Washing your hands clean is the first step in ensuring good personal hygiene. But are you washing your hands right?
There really cannot be any compromises when it comes to personal health and hygiene. All of us like to wear crisp, clean clothes and use the best deodorants and soaps. We also ensure that our homes are clean and free of pests.
But many of us slip up on a vital part of personal hygiene, and this lacuna makes us fall ill without understanding why. We fail to see why we contract seasonal flu, common cold and every other infection going around. And to think that the answer (literally) lies in our hands!
Not washing your hands enough times in the day and not devoting enough time to the activity results in germs flourishing on the hands and spreading to other people and whichever surfaces you touch. This can make both you and another person ill. It is especially dangerous to handle a young child or cook raw food with unclean hands. The simple process of hand washing can spare you the trouble of undergoing an illness, wasting valuable working days in bed and then taking the painful road to recovery.
There are three hand washing ways for you to incorporate into your daily life, starting today:
Using soap and water. Traditionally, people all over the world have been using soap and water to wash their hands. The soap may be a solid bar or a liquid hand wash. It is recommended that you use a liquid hand wash in a dispensing bottle – the soap does not get contaminated and the hands become super clean in seconds. As opposed to this, a soap carries the germs from one’s hands and passes them on to another, plus it remains exposed to the air for long and gathers other impurities. When washing your hands with soap, rub your palms together and work up a lather. Now wash off with clean water and dry on a clean towel.

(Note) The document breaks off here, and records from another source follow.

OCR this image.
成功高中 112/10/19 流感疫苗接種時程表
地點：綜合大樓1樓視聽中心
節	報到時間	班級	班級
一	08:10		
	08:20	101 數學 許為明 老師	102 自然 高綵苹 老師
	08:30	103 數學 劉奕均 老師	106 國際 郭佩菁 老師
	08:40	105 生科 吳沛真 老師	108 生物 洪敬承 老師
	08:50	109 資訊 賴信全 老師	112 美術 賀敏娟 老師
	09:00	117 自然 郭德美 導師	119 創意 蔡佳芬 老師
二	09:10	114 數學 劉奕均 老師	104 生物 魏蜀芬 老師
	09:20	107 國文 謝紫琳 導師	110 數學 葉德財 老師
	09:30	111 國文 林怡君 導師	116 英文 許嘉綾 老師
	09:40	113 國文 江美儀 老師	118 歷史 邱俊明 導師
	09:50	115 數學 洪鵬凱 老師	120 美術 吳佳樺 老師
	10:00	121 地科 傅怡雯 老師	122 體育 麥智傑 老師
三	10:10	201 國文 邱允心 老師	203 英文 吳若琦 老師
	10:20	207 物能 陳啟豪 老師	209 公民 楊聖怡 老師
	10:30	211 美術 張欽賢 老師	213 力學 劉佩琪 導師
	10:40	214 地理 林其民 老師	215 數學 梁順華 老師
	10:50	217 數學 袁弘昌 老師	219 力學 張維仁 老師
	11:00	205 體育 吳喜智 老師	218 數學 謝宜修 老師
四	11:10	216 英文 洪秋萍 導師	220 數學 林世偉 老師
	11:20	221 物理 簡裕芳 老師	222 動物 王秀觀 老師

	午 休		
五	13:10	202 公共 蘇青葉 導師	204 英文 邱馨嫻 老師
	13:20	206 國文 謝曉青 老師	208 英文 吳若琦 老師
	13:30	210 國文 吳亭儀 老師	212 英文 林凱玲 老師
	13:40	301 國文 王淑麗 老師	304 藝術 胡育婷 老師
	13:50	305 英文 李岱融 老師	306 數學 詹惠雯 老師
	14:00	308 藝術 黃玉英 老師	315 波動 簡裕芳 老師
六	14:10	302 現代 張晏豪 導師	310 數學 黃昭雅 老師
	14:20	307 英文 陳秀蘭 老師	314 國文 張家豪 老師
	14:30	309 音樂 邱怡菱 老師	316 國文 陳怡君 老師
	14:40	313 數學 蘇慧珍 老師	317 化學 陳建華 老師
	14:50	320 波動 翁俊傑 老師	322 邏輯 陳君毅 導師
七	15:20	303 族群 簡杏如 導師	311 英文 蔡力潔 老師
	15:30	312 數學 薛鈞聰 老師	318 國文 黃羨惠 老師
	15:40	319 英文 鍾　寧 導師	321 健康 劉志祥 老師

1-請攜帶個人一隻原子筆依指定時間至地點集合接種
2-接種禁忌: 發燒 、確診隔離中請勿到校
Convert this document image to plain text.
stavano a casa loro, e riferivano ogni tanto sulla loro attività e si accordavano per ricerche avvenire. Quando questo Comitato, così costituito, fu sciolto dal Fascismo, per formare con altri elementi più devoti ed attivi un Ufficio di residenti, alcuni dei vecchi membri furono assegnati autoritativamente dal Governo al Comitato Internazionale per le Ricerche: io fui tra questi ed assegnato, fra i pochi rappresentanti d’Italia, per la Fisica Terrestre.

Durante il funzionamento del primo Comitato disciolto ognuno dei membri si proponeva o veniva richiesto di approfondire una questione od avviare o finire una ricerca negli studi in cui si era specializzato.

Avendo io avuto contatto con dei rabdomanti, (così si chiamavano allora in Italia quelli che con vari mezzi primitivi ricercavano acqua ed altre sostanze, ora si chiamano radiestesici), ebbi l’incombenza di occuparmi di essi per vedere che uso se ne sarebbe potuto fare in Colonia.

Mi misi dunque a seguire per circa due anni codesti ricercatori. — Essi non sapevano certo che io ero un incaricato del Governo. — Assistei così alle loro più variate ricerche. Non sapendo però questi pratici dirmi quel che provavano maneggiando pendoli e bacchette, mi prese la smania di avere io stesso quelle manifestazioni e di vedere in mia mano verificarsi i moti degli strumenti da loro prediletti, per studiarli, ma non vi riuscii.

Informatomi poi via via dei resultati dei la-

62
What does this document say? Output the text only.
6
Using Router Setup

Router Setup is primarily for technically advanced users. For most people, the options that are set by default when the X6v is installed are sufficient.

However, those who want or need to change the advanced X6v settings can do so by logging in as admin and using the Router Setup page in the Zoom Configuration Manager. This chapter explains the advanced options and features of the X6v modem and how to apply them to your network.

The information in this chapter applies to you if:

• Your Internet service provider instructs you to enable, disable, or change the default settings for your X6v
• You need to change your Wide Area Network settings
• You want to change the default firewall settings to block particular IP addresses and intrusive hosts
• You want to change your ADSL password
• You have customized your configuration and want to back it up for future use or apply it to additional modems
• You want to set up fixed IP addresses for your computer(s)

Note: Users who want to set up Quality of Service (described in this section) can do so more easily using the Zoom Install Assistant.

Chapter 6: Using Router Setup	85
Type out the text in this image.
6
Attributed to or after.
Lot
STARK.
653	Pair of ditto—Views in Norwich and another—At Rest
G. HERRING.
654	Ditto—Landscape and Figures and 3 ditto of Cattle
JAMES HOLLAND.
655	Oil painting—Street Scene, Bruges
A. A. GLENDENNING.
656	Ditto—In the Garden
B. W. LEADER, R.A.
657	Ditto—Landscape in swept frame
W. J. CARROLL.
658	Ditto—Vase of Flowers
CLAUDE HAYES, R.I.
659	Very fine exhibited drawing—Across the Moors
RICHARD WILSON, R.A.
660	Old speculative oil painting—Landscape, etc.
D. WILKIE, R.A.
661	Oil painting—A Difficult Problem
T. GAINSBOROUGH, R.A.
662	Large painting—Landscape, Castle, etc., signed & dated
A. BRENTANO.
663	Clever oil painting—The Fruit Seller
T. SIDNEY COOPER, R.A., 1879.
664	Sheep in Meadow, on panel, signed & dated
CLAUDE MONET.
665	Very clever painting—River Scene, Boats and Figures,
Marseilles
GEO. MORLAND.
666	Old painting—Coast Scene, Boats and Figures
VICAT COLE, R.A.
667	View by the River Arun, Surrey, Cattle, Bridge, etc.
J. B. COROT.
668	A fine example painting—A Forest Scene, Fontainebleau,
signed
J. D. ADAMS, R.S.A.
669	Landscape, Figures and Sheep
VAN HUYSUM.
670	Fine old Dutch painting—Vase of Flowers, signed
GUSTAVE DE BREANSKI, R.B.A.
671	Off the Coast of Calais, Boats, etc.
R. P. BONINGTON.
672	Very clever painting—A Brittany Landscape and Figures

Disinfecting with hand sanitizer. Hand washing does not necessarily entail using water. Using a hand sanitizer is an excellent option when you do not have access to soap and water. A good hand sanitizer rids your hands of at least 99.9% germs and bacteria. Use one after having a meal, or after touching a surface that many others have touched (such as elevator buttons and computer keyboard) or to simply keep the hands clean while you are seated at your desk or travelling by public transport.
Use hot water. Hot water is effective in killing germs, so if your hands have been exposed to infected persons or waste matter or some kind of virus that may make you ill, you can soak them in hot water infused with an antibacterial hand wash. This is a good sanitising remedy for flu season. Use water with a slightly elevated temperature than warm water, but not heated to boiling point.